MLC - Il y a quelque chose de l’ordre de la masculinité, la virilité : tes personnages sont souvent en position de lutte, les muscles tendus…

 

SA - La figure humaine masculine m'intéresse. Pour moi, cela ajoute une dimension de réalité :  c'est ce à quoi ressemble le corps masculin. Mais bien sûr, il y a ce ton sous-jacent. Le corps viril masculin fonctionne comme une armure (le tissu est aussi une armure, un moyen de communiquer ce que vous ressentez).

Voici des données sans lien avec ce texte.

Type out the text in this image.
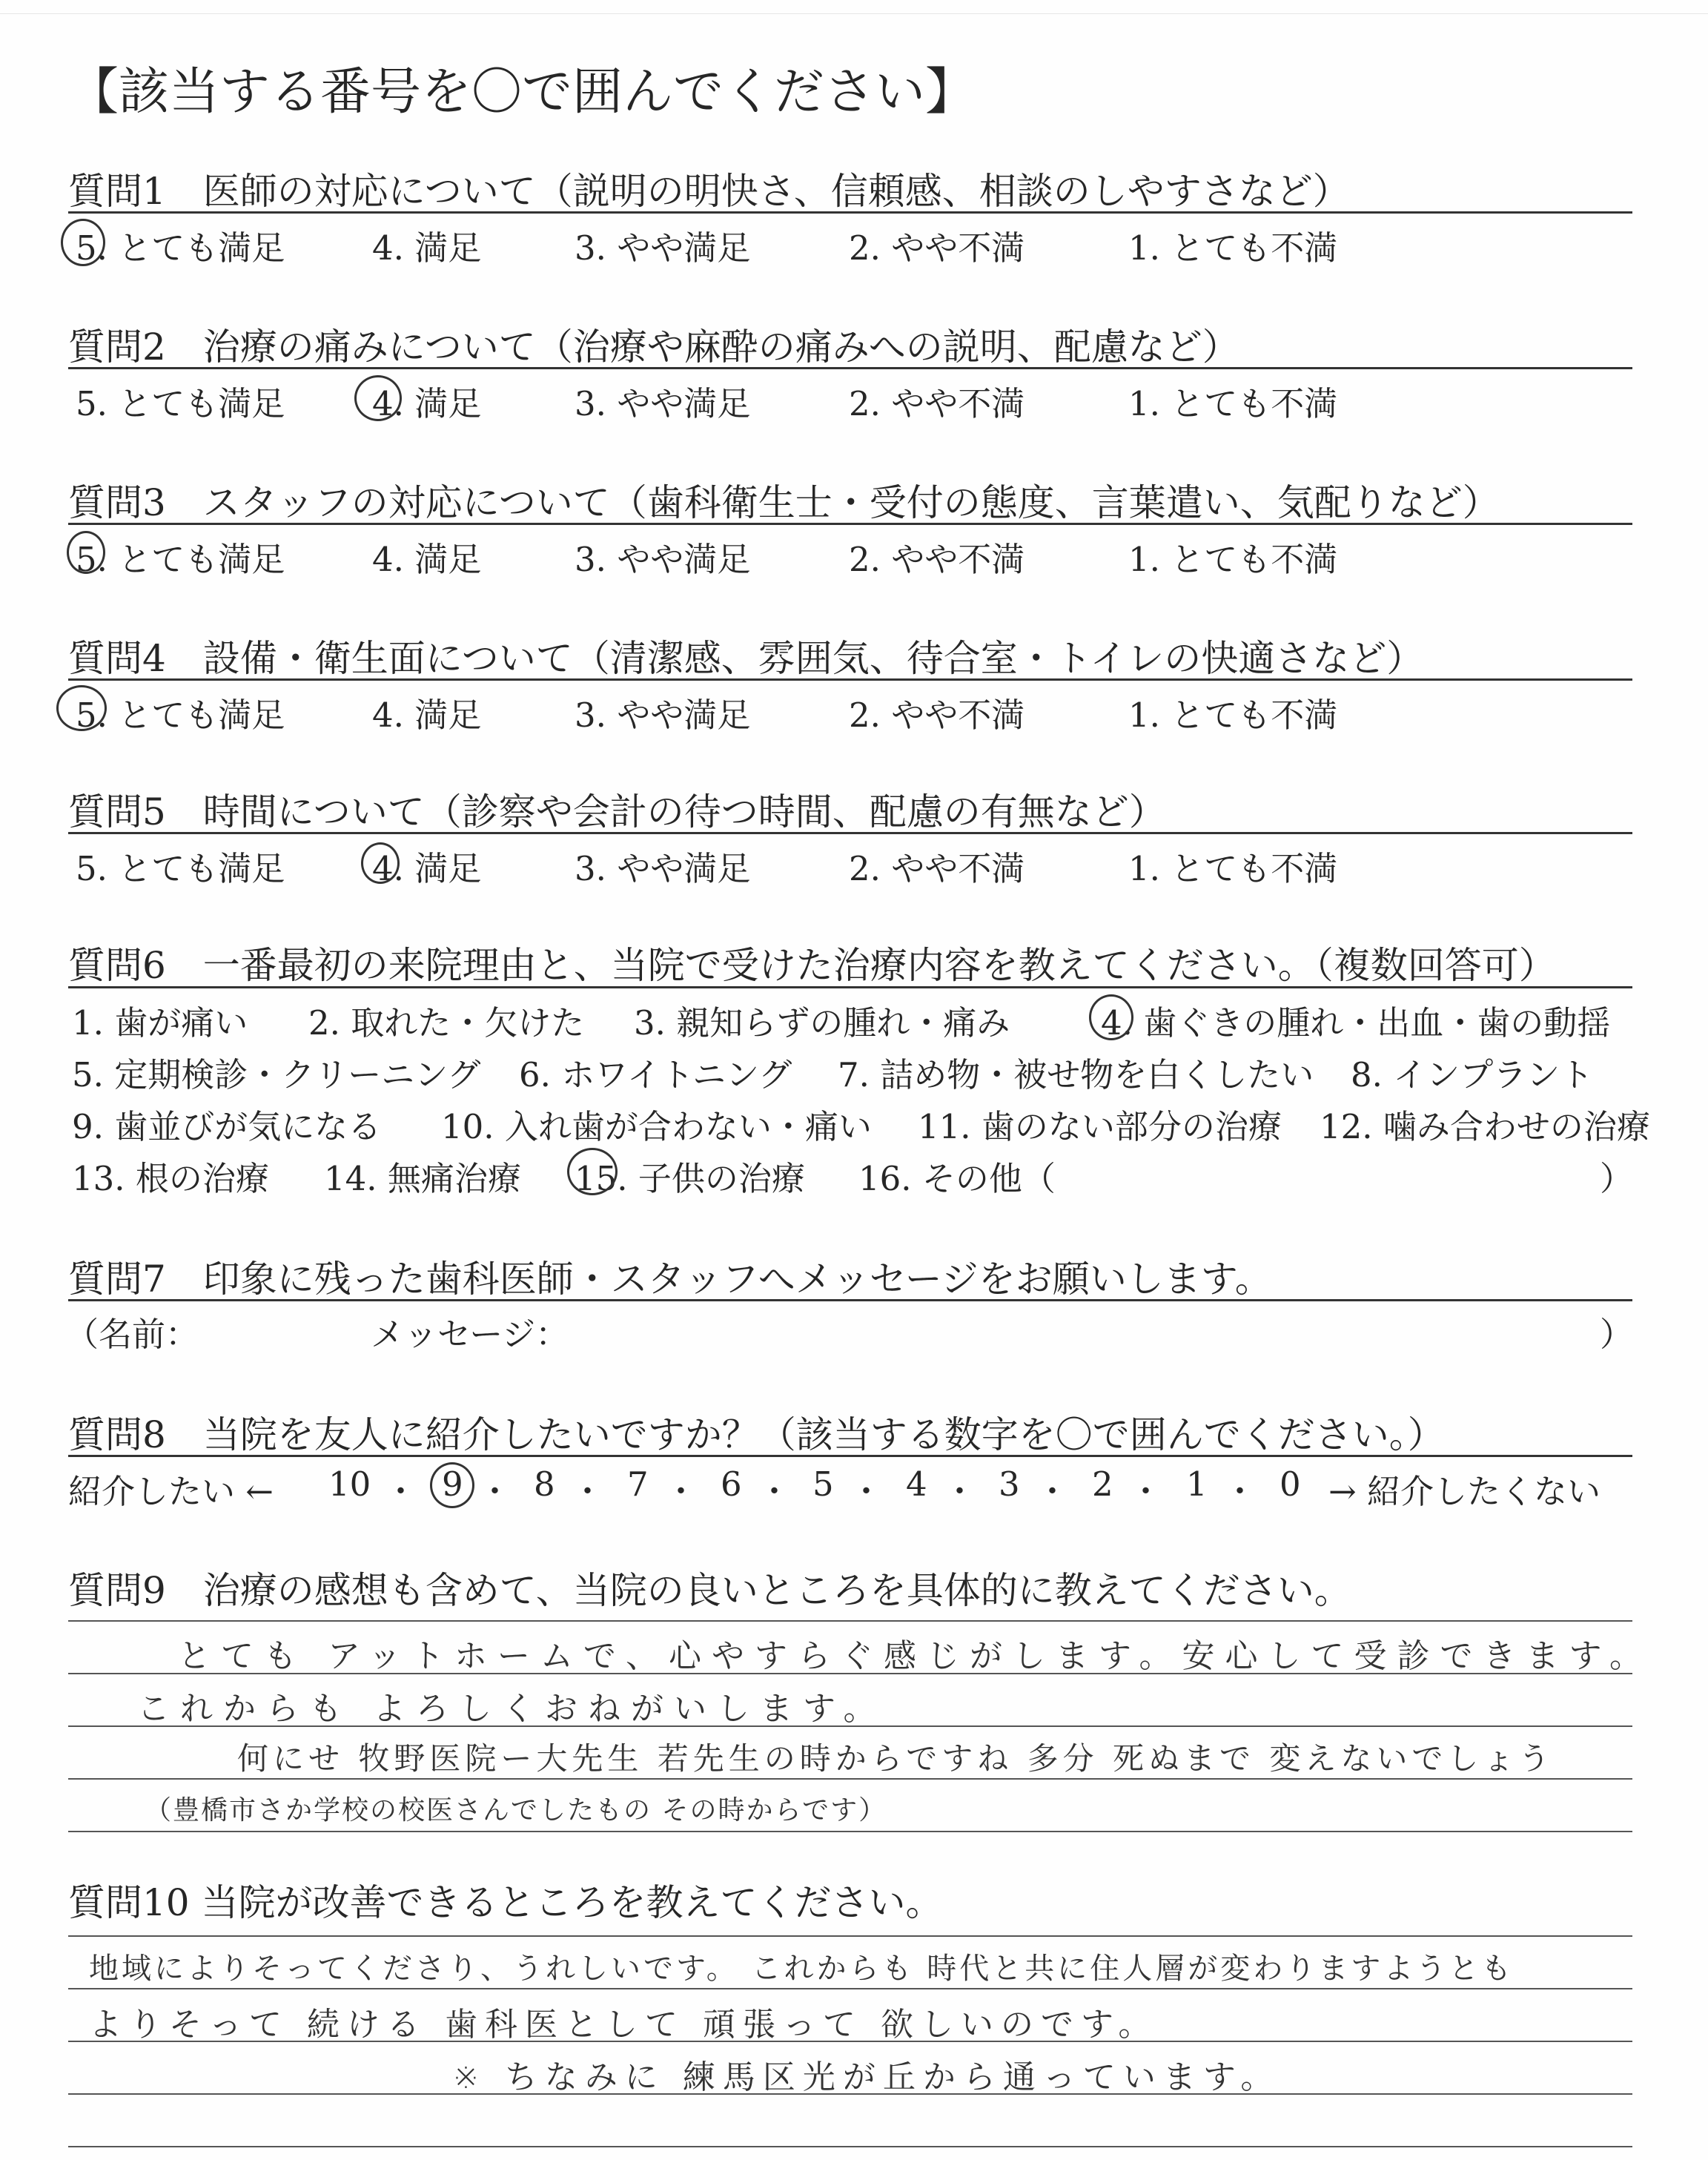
【該当する番号を〇で囲んでください】
質問1　医師の対応について（説明の明快さ、信頼感、相談のしやすさなど）
5. とても満足	4. 満足	3. やや満足	2. やや不満	1. とても不満
質問2　治療の痛みについて（治療や麻酔の痛みへの説明、配慮など）
5. とても満足	4. 満足	3. やや満足	2. やや不満	1. とても不満
質問3　スタッフの対応について（歯科衛生士・受付の態度、言葉遣い、気配りなど）
5. とても満足	4. 満足	3. やや満足	2. やや不満	1. とても不満
質問4　設備・衛生面について（清潔感、雰囲気、待合室・トイレの快適さなど）
5. とても満足	4. 満足	3. やや満足	2. やや不満	1. とても不満
質問5　時間について（診察や会計の待つ時間、配慮の有無など）
5. とても満足	4. 満足	3. やや満足	2. やや不満	1. とても不満
質問6　一番最初の来院理由と、当院で受けた治療内容を教えてください。（複数回答可）
1. 歯が痛い 2. 取れた・欠けた 3. 親知らずの腫れ・痛み	4. 歯ぐきの腫れ・出血・歯の動揺
5. 定期検診・クリーニング 6. ホワイトニング 7. 詰め物・被せ物を白くしたい 8. インプラント
9. 歯並びが気になる 10. 入れ歯が合わない・痛い 11. 歯のない部分の治療 12. 噛み合わせの治療
13. 根の治療 14. 無痛治療 15. 子供の治療 16. その他（	）
質問7　印象に残った歯科医師・スタッフへメッセージをお願いします。
（名前：	メッセージ：	）
質問8　当院を友人に紹介したいですか？（該当する数字を〇で囲んでください。）
紹介したい ← 10 ・ 9 ・ 8 ・ 7 ・ 6 ・ 5 ・ 4 ・ 3 ・ 2 ・ 1 ・ 0 → 紹介したくない
質問9　治療の感想も含めて、当院の良いところを具体的に教えてください。
とても アットホームで、心やすらぐ感じがします。安心して受診できます。
これからも よろしくおねがいします。
何にせ 牧野医院ー大先生 若先生の時からですね 多分 死ぬまで 変えないでしょう
（豊橋市さか学校の校医さんでしたもの その時からです）
質問10 当院が改善できるところを教えてください。
地域によりそってくださり、うれしいです。 これからも 時代と共に住人層が変わりますようとも
よりそって 続ける 歯科医として 頑張って 欲しいのです。
※ ちなみに 練馬区光が丘から通っています。
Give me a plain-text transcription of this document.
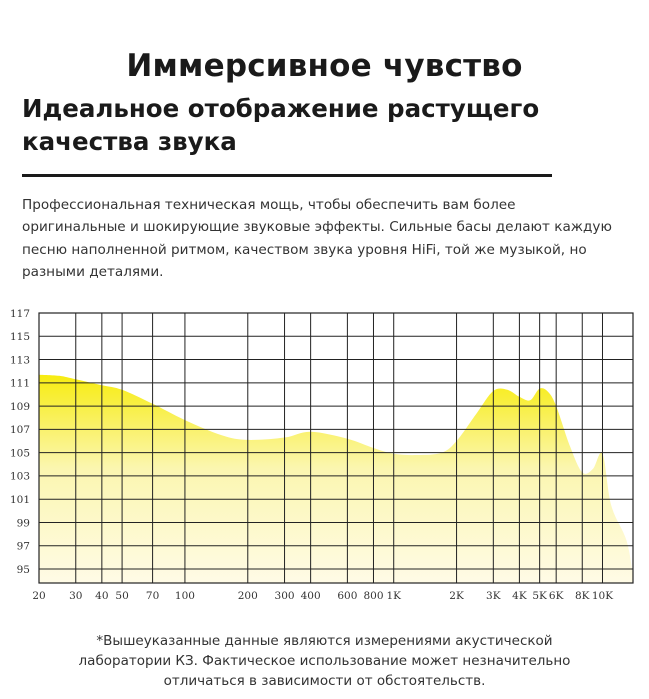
Иммерсивное чувство
Идеальное отображение растущего качества звука
Профессиональная техническая мощь, чтобы обеспечить вам более оригинальные и шокирующие звуковые эффекты. Сильные басы делают каждую песню наполненной ритмом, качеством звука уровня HiFi, той же музыкой, но разными деталями.
95
97
99
101
103
105
107
109
111
113
115
117
20 30 40 50 70 100	200 300 400 600 800 1K	2K 3K 4K 5K 6K 8K 10K
*Вышеуказанные данные являются измерениями акустической лаборатории КЗ. Фактическое использование может незначительно отличаться в зависимости от обстоятельств.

J'essaie de dépeindre cette personne esthétiquement plaisante tout en révélant le sentiment qui l’accompagne, celui de ne pas appartenir, de ne pas se sentir en sécurité. Il s'agit du contraste.

 

MLC - Pourquoi as-tu commencé à utiliser l'expression « Man See Blue » pour parler de ton travail ? C’est une expression que l’on retrouve aussi dans tes titres… 

 

SA - Je jouais avec une expression dans mes peintures, une expression intense très spécifique et j'avais besoin d'un nom pour la décrire. “Man See Blue" est venu comme une nécessité pour moi, celle de m’expliquer ce dont mes tableaux parlaient. C’est un sentiment, celui de se sentir déprimé, différent, celui d'être parfois entouré de gens sans être compris. 

 

MLC - Tu peux me parler de ton processus quand tu travailles ? 

 

SA - J'ai appris la peinture auprès de personnes qui avaient des expressions faciales que je trouvais intéressantes. J'ai appris en les regardant, en étudiant très longtemps leur visage, le nez, les lèvres. Je travaille à partir de photos que j'ai prises, d’images que j'ai trouvées dans des livres, en ligne, tirées de films, des choses que j'ai lues ou vues. Je les utilise dans différents contextes, en les combinant. Mes peintures peuvent être différentes images en une seule. Et parfois, c'est juste quelque chose à laquelle je pense sur le moment. Quand il s'agit d'une toile, je dessine directement dessus et je commence à peindre souvent immédiatement. 

 

MLC- Et tes références ? 

 

Je regarde principalement la photographie et les films. J'aime passer beaucoup de temps à parcourir mes photos, à chercher sur Internet d'anciennes captures d'écran de films pour trouver une attitude spécifique. Mes références sont en quelque sorte la vie quotidienne, un moment, une attitude dont je suis témoin dans la rue. Je considère les peintures comme quelque chose de collectif dans un certain sens – que j'ai construit à partir de nombreuses pensées. Je n’essaie pas de tout réaliser en un seul travail. Ce qui m'inspire lorsque je peins, c'est le dialogue entre les œuvres... Et la musique. J'ai besoin d'écouter de la musique pour pouvoir peindre. J'écoute surtout du jazz quand je peins - Miles Davis, est un de mes héros. Mais cela peut varier. La musique donne toujours le ton pour moi.